JAKARTA – Dalam 100 hari pertama pemerintahan Prabowo-Gibran, Program Asta Cita menjadi sorotan utama dalam upaya memberantas mafia tanah yang semakin merajalela.
Pendiri TIKAM (Titik Kumpul Advokat Muda), Febriditya Ramdhan, S.H., menegaskan bahwa tindakan mafia tanah adalah bentuk korupsi yang menjadi musuh besar bagi pemerintahan saat ini.
Dalam penelusuran TIKAM dilapangan, sangat banyak ditemukan duplikasi sertifikat dan penyerobotan tanah yang sengaja dilakukan oleh Mafia Tanah.
Baca juga :
Bersama Misbahul Anwar Harahap, S.H., dari kantor pengacara Hanasti & Rekan mengungkapkan bahwa, kerap kali berhadapan dengan mafia tanah yang melakukan ‘perampokan’ tanah tanpa memandang besar kecilnya luas tanah tersebut.

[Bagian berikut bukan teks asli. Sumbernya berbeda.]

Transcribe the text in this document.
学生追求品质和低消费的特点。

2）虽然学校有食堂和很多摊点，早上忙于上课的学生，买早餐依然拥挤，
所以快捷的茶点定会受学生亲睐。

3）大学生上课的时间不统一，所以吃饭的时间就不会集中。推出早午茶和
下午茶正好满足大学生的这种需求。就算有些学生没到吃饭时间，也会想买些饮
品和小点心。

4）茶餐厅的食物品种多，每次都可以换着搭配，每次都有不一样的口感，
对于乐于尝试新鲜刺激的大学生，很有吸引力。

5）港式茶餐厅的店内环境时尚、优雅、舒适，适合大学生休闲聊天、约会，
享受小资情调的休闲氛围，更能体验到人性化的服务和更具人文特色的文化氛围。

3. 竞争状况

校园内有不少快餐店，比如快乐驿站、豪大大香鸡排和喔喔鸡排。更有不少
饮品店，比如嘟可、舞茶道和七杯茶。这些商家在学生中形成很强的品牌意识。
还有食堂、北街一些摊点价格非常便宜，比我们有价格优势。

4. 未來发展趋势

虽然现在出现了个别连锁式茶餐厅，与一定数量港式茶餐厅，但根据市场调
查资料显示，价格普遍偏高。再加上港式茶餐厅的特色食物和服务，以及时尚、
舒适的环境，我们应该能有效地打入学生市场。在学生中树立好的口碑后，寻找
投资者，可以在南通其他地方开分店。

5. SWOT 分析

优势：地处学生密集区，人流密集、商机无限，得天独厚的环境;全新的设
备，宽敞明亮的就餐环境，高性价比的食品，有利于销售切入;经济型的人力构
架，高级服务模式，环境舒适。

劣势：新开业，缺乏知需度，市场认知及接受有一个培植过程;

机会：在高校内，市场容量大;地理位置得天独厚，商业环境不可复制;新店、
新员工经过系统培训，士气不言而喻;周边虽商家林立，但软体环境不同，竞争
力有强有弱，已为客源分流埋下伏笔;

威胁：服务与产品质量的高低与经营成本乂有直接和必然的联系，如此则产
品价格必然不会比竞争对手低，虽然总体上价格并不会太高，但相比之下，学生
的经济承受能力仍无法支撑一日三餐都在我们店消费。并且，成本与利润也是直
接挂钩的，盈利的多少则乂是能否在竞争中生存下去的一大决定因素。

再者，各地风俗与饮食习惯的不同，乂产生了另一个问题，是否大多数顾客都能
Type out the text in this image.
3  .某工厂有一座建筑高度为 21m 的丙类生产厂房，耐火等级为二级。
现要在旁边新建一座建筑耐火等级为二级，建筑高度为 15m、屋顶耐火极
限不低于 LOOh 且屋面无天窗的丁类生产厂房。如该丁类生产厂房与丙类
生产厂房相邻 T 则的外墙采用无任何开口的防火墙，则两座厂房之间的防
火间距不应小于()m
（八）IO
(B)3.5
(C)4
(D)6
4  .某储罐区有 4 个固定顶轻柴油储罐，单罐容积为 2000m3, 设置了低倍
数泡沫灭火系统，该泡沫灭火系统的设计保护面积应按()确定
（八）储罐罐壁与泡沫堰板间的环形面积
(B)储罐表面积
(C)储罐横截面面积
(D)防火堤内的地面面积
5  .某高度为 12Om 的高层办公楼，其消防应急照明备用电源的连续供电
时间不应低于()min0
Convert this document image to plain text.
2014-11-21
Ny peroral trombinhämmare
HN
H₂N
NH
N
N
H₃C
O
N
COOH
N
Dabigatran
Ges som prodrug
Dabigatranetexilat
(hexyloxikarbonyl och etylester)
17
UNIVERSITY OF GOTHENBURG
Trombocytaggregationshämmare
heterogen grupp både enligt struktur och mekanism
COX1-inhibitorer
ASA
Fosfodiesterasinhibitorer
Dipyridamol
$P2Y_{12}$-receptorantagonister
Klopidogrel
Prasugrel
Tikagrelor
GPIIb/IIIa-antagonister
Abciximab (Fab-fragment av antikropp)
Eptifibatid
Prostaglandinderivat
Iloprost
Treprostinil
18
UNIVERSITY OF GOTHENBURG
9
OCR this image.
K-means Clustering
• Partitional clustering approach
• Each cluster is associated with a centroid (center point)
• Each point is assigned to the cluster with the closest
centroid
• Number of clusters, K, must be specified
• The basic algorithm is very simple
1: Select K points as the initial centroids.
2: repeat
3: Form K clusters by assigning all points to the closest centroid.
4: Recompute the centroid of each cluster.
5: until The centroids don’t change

Kasus-kasus yang mereka tangani bervariasi, mulai dari tanah seluas 410 m² di Cilandak, Jakarta Selatan, hingga tanah seluas 14.000 m² di Cirendeu, Tangerang Selatan.
Di Cirendeu, terjadi penggusuran paksa tanpa putusan pengadilan akibat tindakan Lurah Cirendeu yang menghapus catatan
kepemilikan tanah desa, sehingga tanah tersebut seolah menjadi milik salah satu PT yang terlibat dalam praktik kejahatan tanah.
“di wilayah DKI Jakarta dan sekitarnya, banyak rakyat yang menjadi korban mafia tanah,” ujar Adit dalam keterangan yang diterima Holopis.com, Minggu (26/1).
“Kasus mafia tanah yang terjadi di tengah masyarakat merupakan problem nasional yang cukup memprihatinkan dan meresahkan. Mengingat dampak kerugian yang ditimbulkan sangat besar,” sambungnya.
Ia berharap Program Asta Cita yang digagas Prabowo-Gibran dapat menjadi solusi keamanan dan kenyamanan bagi masyarakat, serta meningkatkan kesejahteraan mereka.
Adit juga menegaskan pentingnya kerjasama semua pihak dalam mengatasi permasalahan pertanahan ini, agar praktik mafia tanah dapat diminimalisir. Ia berharap 100 hari kerja Prabowo-Gibran dapat mewujudkan cita-cita Undang-Undang Pokok Agraria dan mengakhiri praktik kejahatan tanah.
Sebagai penutup, Adit menyampaikan belasungkawa terhadap rekan sejawatnya, Rudi S. Gani, yang meninggal dunia akibat ditembak orang tak dikenal di Kabupaten Bone, Sulawesi Selatan, yang diduga dilakukan oleh pihak lawannya dalam sengketa tanah.